The position requires staying updated on advancements in machine learning and adapting them to solve practical business problems.
This role offers the opportunity to directly impact Zscaler's data-driven initiatives and drive innovation across the organization.
The position is remote and reports to the Senior Manager, Data Science.
Requirements:
A Bachelor’s or advanced degree in Computer Science, Machine Learning, Statistics, or a related field is required, along with 5+ years of applied experience in machine learning and data modeling.
Proficiency in Python, SQL, and ML frameworks (TensorFlow, PyTorch, Scikit-learn) is necessary, with expertise in statistical modeling techniques like regression, clustering, and decision trees.

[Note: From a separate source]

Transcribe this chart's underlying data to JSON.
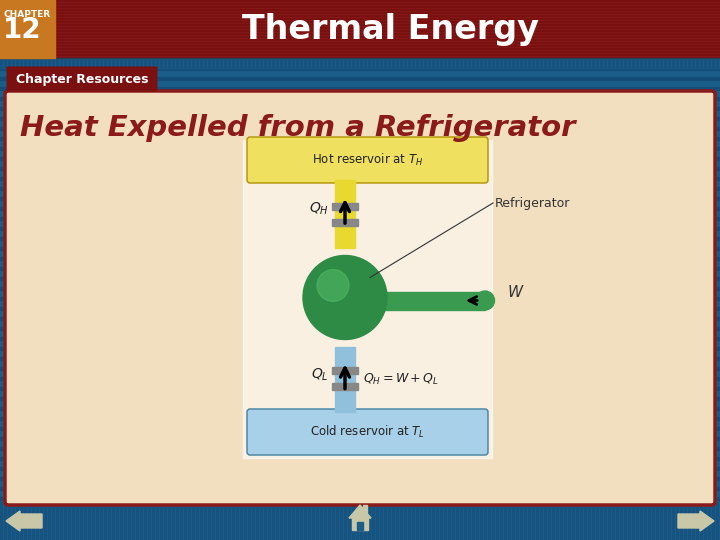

Hands-on experience deploying ML models in production using modern tools is essential, along with strong data manipulation and analysis skills; familiarity with visualization tools like Matplotlib or Tableau is preferred.
Demonstrated problem-solving abilities and the capability to work independently on complex tasks are required.
Preferred qualifications include experience with big data technologies like Hadoop and Spark, and proficiency in cloud platforms such as AWS, Azure, or GCP.
Knowledge of deep learning techniques, neural network architectures, and domain-specific AI solutions like NLP is advantageous.
Understanding of MLOps best practices for scalable model deployment and monitoring is also preferred.
Benefits:
Zscaler offers various health plans to support employee well-being.
Time off plans for vacation and sick time are provided to ensure work-life balance.
Parental leave options are available for new parents.
Retirement options are included to help employees plan for their future.
Education reimbursement is offered to support continuous learning and development.
In-office perks and additional benefits are available to enhance the employee experience.